La tête entre les mains, il laissait son esprit vagabonder loin de ses préoccupations, lorsque le canapé s'affaissa légèrement juste à côté de lui. Miss Lalie, immobile, le regardait avec un visage sans sourire, mais toutefois emprunt d'une certaine sérénité. Elle lui demanda d'une voix calme :

— Alors, tu en es où de tes recherches ?

Elle ne le regardait pas toujours dans les yeux, et semblait presque vidée de son énergie. Elle était calme, très calme. Fly n'avait jamais vu Ella comme ça.

Il hésita un instant, jetant un regard vers Augustin qui leur tournait le dos, occupé sur une poêle qu'il remuait délicatement.

— J'ai cherché dans l'annuaire, murmura-t-il, mais je ne la trouve pas. Il faudrait peut-être regarder dans des hôpitaux ou des établissements où elle pourrait avoir séjourné, puisqu'elle a eu un accident.

Ella n'avait pas montré la moindre réaction. Elle était de marbre. C'était cela, elle n'était pas calme, elle contenait seulement tout ce qu'elle avait en elle. Ils n'étaient pas seuls, certainement ne voulait-elle pas attirer l'attention. Fly ne pouvait s'empêcher de se demander si elle était en colère, si elle était déchirée à l'intérieur d'elle-même. Il ne pouvait pas le savoir. Il valait mieux qu'il se satisfasse de ne pas être agressé par son caractère anguleux.

— Estelle Aurston ne peut pas vivre seule, affirma-t-elle d'un ton simple, sans émotion.

Fly fronça les sourcils.

— Tu penses qu'elle ne s'est pas remise de l'accident ? demanda-t-il, horrifié par cette possibilité.

— Monsieur Lyndon l'a dit, répondit-elle calmement, tu ne t'en souviens pas ? L'accident a paralysé ses quatre membres. Elle vit certainement dans un établissement spécialisé.

Fly la regardait, bouche bée. Cette idée réduisait certainement la liste des lieux à visiter pour la trouver – si tant est qu'elle habitait toujours à Toritoshi.

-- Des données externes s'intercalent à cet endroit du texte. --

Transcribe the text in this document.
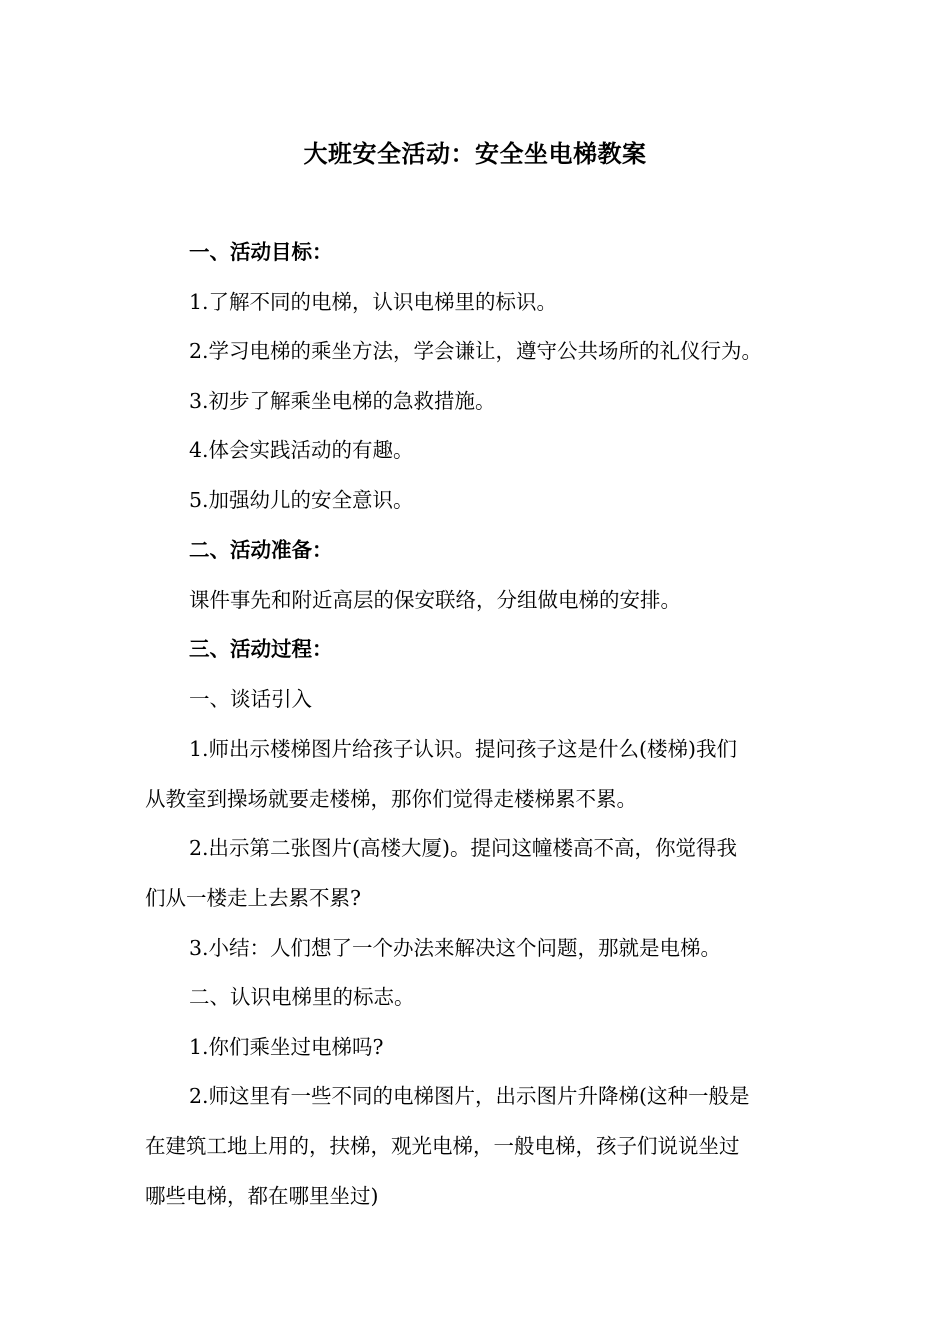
大班安全活动：安全坐电梯教案
一、活动目标：
1.了解不同的电梯，认识电梯里的标识。
2.学习电梯的乘坐方法，学会谦让，遵守公共场所的礼仪行为。
3.初步了解乘坐电梯的急救措施。
4.体会实践活动的有趣。
5.加强幼儿的安全意识。
二、活动准备：
课件事先和附近高层的保安联络，分组做电梯的安排。
三、活动过程：
一、谈话引入
1.师出示楼梯图片给孩子认识。提问孩子这是什么(楼梯)我们
从教室到操场就要走楼梯，那你们觉得走楼梯累不累。
2.出示第二张图片(高楼大厦)。提问这幢楼高不高，你觉得我
们从一楼走上去累不累?
3.小结：人们想了一个办法来解决这个问题，那就是电梯。
二、认识电梯里的标志。
1.你们乘坐过电梯吗?
2.师这里有一些不同的电梯图片，出示图片升降梯(这种一般是
在建筑工地上用的，扶梯，观光电梯，一般电梯，孩子们说说坐过
哪些电梯，都在哪里坐过)
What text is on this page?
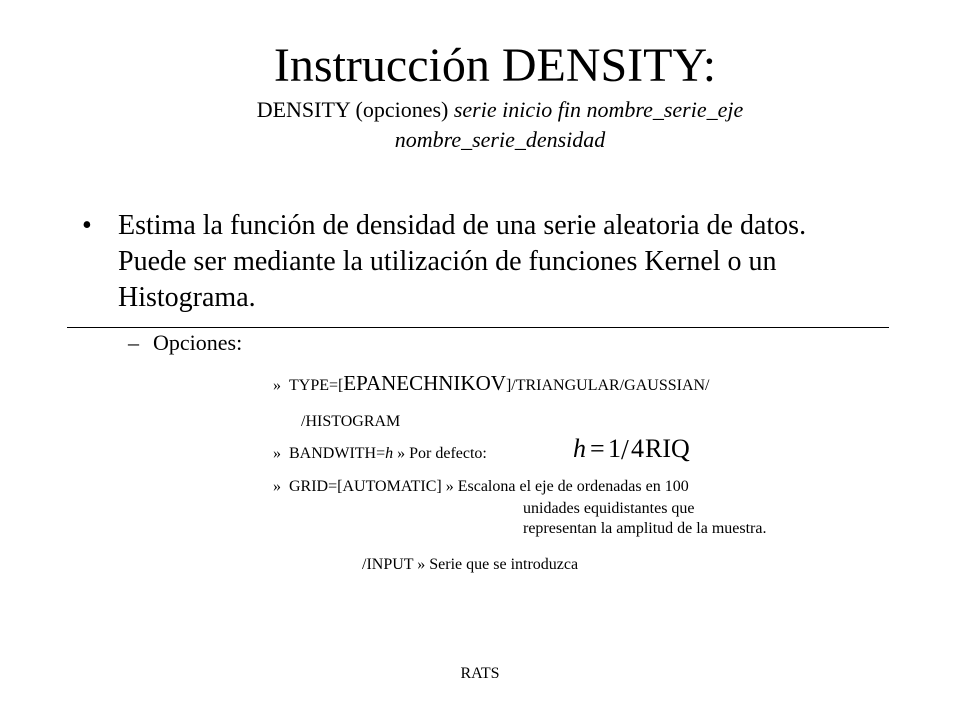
Instrucción DENSITY:
DENSITY (opciones) serie inicio fin nombre_serie_eje
nombre_serie_densidad
• Estima la función de densidad de una serie aleatoria de datos. Puede ser mediante la utilización de funciones Kernel o un Histograma.
– Opciones:
» TYPE=[EPANECHNIKOV]/TRIANGULAR/GAUSSIAN/
/HISTOGRAM
» BANDWITH=h » Por defecto:	h = 1 / 4 RIQ
» GRID=[AUTOMATIC] » Escalona el eje de ordenadas en 100
unidades equidistantes que
representan la amplitud de la muestra.
/INPUT » Serie que se introduzca
RATS
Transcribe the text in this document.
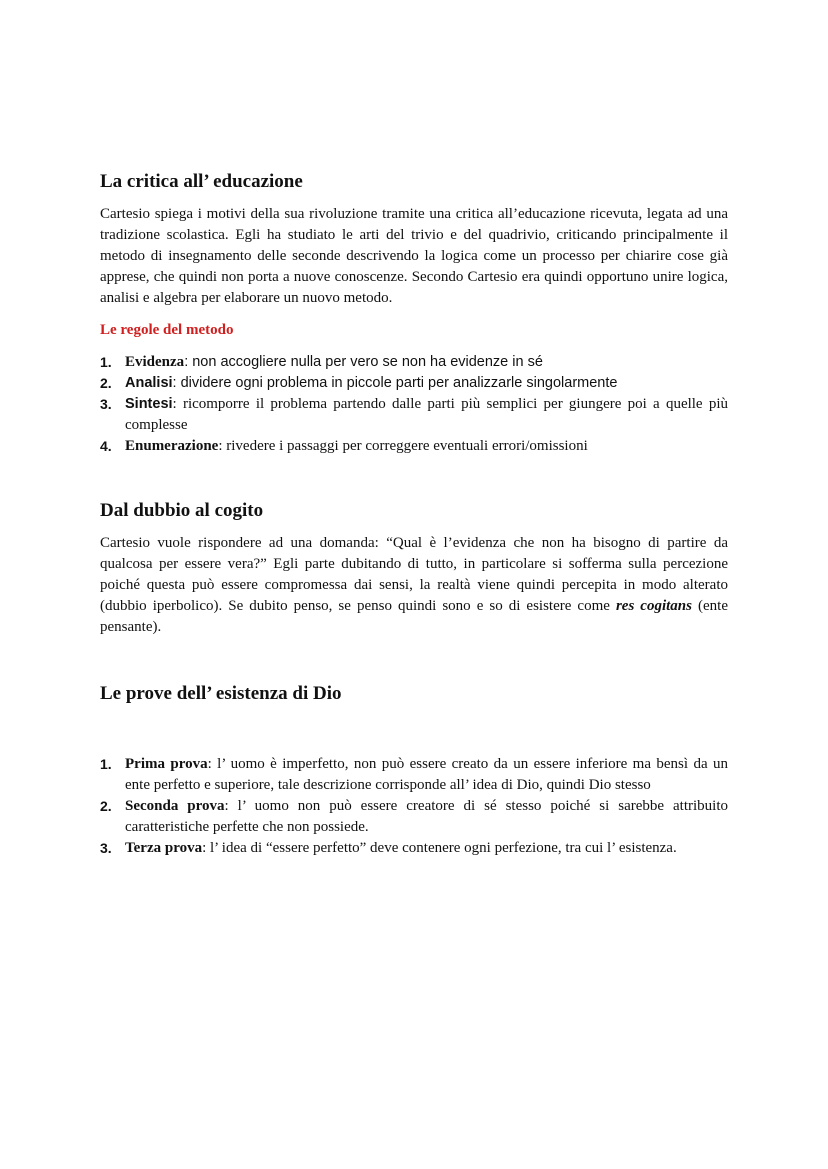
La critica all’ educazione

Cartesio spiega i motivi della sua rivoluzione tramite una critica all’educazione ricevuta, legata ad una tradizione scolastica. Egli ha studiato le arti del trivio e del quadrivio, criticando principalmente il metodo di insegnamento delle seconde descrivendo la logica come un processo per chiarire cose già apprese, che quindi non porta a nuove conoscenze. Secondo Cartesio era quindi opportuno unire logica, analisi e algebra per elaborare un nuovo metodo.

Le regole del metodo
1. Evidenza: non accogliere nulla per vero se non ha evidenze in sé
2. Analisi: dividere ogni problema in piccole parti per analizzarle singolarmente
3. Sintesi: ricomporre il problema partendo dalle parti più semplici per giungere poi a quelle più complesse
4. Enumerazione: rivedere i passaggi per correggere eventuali errori/omissioni
Dal dubbio al cogito

Cartesio vuole rispondere ad una domanda: “Qual è l’evidenza che non ha bisogno di partire da qualcosa per essere vera?” Egli parte dubitando di tutto, in particolare si sofferma sulla percezione poiché questa può essere compromessa dai sensi, la realtà viene quindi percepita in modo alterato (dubbio iperbolico). Se dubito penso, se penso quindi sono e so di esistere come res cogitans (ente pensante).

Le prove dell’ esistenza di Dio
1. Prima prova: l’ uomo è imperfetto, non può essere creato da un essere inferiore ma bensì da un ente perfetto e superiore, tale descrizione corrisponde all’ idea di Dio, quindi Dio stesso
2. Seconda prova: l’ uomo non può essere creatore di sé stesso poiché si sarebbe attribuito caratteristiche perfette che non possiede.
3. Terza prova: l’ idea di “essere perfetto” deve contenere ogni perfezione, tra cui l’ esistenza.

— Si c'est ça, s'exclama-t-il tout bas, il suffit d'obtenir la liste des établissements de ce type, et de tous les visiter !

Ella acquiesça, un léger sourire aux lèvres.

— On pourra chercher ça cet après-midi, conclut-elle, le repas sera certainement bientôt prêt.

Augustin n'avait pas tout à fait fini, mais il lui fallut en effet moins d'une dizaine de minutes pour appeler la maisonnée à le rejoindre, ce qui ne leur aurait pas laissé le temps de se lancer dans des recherches approfondies.